Così Roma dimentica i bambini: l'area giochi tra risse, spaccio e degrado

Nel parco archeologico di Colle Oppio c'è un'area giochi dimenticata dove i bambini sperimentano la difficile convivenza con risse, spaccio di droga e accampamenti abusivi

È stato, forse, troppo clemente il New York Times quando, entrando a gamba tesa nelle disavventure della Capitale, scriveva: “I nuovi politici non sono migliori dei vecchi”. Basta fare due passi nel cuore di Roma, infatti, per rendersi conto che l’amministrazione anti-establishment è riuscita a fare anche peggio di chi l’ha preceduta.

Un esempio lampante di quanto appena detto ci giunge da Colle Oppio, il parco archeologico che – ogni anno – conduce milioni di turisti al cospetto del monumento più visitato al mondo: il Colosseo. Ma quest’area verde di Roma, drammaticamente abbandonata al degrado, non è solo una delle principali passerelle turistiche dell’Urbe. Qui, tra antichi ruderi e sentieri, c’è anche una piccola area giochi attrezzata, l’unica della zona, dove decine di bambini, ogni giorno, sperimentano la difficile convivenza con risse, spaccio di droga ed accampamenti abusivi.

“Noi non ce ne andiamo”

Sono da poco passate le 18 quando, giovedì scorso, scoppia una rissa tra alcuni immigrati che stanno bivaccando vicino all’area giochi, in quel momento particolarmente affollata, di Colle Oppio. Nel parco non c’è un presidio di sicurezza, di rado si vede passare qualche pattuglia, perciò spetta alle mamme chiamare il 113. La polizia arriva, controlla i documenti del gruppetto: “Sono dei richiedenti asilo di etnia curda, hanno le carte in regola per rimanere”, afferma un agente facendo spallucce di fronte alle richieste dei genitori. La pattuglia se ne va. Gli immigrati, come anticipato, restano. Ma, a sorpresa, restano anche le mamme. “Pochi minuti fa è scoppiata una rissa, ma non è una cosa che accade di rado – racconta Silvia – noi ci siamo abituate, tant’è che le mamme ormai conoscono la situazione, si spaventano, ma non abbandonano il parco”. E pensare che “la pericolosità di quest’area – s’inserisce Giorgio, il papà di Flavio – l’abbiamo segnalata anche mesi fa quando ci fu la vicenda dello stupro della donna australiana che dalla stazione Termini venne portata qui, di notte, e violentata a pochi passi dal parco giochi. Ricordo che, all’epoca, si mossero troupe televisive e giornali, ma al caso mediatico non ha fatto seguito nessun tipo di intervento per sorvegliare un minimo questa zona”.

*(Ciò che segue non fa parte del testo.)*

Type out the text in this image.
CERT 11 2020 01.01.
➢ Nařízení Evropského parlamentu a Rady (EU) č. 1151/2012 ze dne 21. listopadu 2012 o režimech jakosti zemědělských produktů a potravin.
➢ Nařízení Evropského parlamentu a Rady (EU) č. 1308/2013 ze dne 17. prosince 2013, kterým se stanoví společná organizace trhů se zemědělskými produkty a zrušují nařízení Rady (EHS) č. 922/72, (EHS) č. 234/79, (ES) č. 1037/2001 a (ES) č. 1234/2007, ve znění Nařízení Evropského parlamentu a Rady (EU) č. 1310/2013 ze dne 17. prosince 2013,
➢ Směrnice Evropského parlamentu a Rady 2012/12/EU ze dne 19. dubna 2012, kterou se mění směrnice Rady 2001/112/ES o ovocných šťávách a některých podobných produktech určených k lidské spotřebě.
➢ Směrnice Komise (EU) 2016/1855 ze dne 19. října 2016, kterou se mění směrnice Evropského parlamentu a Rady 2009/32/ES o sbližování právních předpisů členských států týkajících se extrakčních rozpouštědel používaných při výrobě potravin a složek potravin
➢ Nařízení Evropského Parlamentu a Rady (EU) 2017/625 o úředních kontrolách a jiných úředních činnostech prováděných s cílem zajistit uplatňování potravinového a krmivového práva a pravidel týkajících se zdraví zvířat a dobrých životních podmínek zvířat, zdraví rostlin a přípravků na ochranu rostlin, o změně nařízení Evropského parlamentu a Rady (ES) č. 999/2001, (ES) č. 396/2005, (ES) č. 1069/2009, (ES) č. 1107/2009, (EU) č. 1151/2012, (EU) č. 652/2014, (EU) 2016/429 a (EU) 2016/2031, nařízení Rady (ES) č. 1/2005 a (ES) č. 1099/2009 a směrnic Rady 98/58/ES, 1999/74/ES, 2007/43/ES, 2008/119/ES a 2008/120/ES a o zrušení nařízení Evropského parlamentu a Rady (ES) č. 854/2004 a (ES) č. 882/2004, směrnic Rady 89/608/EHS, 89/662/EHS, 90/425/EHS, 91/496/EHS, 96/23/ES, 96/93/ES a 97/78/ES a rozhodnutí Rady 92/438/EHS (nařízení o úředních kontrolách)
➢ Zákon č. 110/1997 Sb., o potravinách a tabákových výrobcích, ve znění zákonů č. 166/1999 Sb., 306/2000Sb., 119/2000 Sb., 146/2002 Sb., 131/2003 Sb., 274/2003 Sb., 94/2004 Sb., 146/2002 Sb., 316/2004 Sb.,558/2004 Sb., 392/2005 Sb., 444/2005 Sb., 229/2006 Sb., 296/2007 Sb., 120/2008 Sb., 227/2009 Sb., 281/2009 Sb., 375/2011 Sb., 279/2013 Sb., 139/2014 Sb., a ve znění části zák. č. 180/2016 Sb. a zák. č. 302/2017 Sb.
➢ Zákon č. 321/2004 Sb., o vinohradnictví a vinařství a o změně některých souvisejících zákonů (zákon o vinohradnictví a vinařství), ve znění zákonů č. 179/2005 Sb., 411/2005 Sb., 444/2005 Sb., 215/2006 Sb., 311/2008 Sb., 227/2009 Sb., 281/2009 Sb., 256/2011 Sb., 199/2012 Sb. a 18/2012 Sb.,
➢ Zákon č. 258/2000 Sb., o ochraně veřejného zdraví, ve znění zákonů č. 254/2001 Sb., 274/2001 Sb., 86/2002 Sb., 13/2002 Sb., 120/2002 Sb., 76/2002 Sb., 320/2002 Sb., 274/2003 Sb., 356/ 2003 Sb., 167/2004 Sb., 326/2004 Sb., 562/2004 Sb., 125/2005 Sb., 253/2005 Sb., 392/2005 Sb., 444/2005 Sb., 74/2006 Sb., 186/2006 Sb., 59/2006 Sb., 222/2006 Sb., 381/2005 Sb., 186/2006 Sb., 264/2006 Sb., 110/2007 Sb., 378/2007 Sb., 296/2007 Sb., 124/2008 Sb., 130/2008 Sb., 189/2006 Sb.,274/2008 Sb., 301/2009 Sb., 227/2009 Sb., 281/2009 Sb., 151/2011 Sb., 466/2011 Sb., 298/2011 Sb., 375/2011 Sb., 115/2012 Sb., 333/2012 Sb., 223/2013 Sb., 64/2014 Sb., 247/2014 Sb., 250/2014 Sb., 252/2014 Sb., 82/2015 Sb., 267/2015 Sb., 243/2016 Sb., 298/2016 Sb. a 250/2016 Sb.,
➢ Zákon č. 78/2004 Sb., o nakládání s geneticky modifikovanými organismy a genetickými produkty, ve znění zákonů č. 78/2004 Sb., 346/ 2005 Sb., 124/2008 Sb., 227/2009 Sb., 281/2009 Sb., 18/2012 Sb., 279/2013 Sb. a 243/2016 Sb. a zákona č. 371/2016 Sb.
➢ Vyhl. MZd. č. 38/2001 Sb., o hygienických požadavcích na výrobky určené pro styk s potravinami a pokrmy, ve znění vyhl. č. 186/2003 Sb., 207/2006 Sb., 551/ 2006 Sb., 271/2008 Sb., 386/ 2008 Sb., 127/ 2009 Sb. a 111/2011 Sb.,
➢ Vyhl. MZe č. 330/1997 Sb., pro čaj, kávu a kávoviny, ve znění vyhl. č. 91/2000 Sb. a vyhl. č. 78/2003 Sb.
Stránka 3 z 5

Bambini “immersi” nel degrado

Ma l’affaire sicurezza, pur essendo in cima alle preoccupazioni dei genitori, non è certo il solo nodo da sciogliere. “Il giardino non è mai stato più sporco di così”, sostengono le mamme ed i papà, costretti a far giocare i propri figli in un’area che – a volerle fare un complimento – può esser definita “degradata”. A partire dall’erba alta, sino ad arrivare agli avanzi di cibo ed alle bottiglie di birra disseminate ovunque, passando per gli indumenti abbandonati a terra o sulle cancellate che proteggono le vestigia romane. I giacigli di cartone, i materassi e le coperte, in alcuni tratti, arrivano a ricoprire interamente il prato. E c’è persino una latrina a cielo aperto, proprio dietro all’area giochi, che emana un fetore insopportabile. Poi ci sono le siringhe. “Nel parco, così come in tutto il quartiere – prosegue Silvia – è tornata prepotentemente la droga, quindi troviamo sia siringhe usate ma anche, molto spesso, siamo testimoni di scambi di droga”, racconta questa giovane mamma indicando la vegetazione incolta dove, a suo dire, gli spacciatori sono soliti nascondere le sostanze che trafficano.

Si presenta così, nonostante i 600mila euro stanziati in occasione del Giubileo della Misericordia, il parco di Colle Oppio. Tanto il Servizio giardini quanto l’Ama, rispettivamente competenti della manutenzione e della pulizia della villa, dopo una serie di interventi che le mamme di Colle Oppio definiscono “spot”, latitano. E, all’orizzonte, lo scenario è ancor più fosco: in quel del Campidoglio, infatti, si è optato per la linea “sperimentale” e, per ovviare al problema, è stato deciso di ricorrere alle associazioni di volontariato che, a titolo gratuito, faranno da “stampella” alla zoppicante amministrazione grillina. Basterà?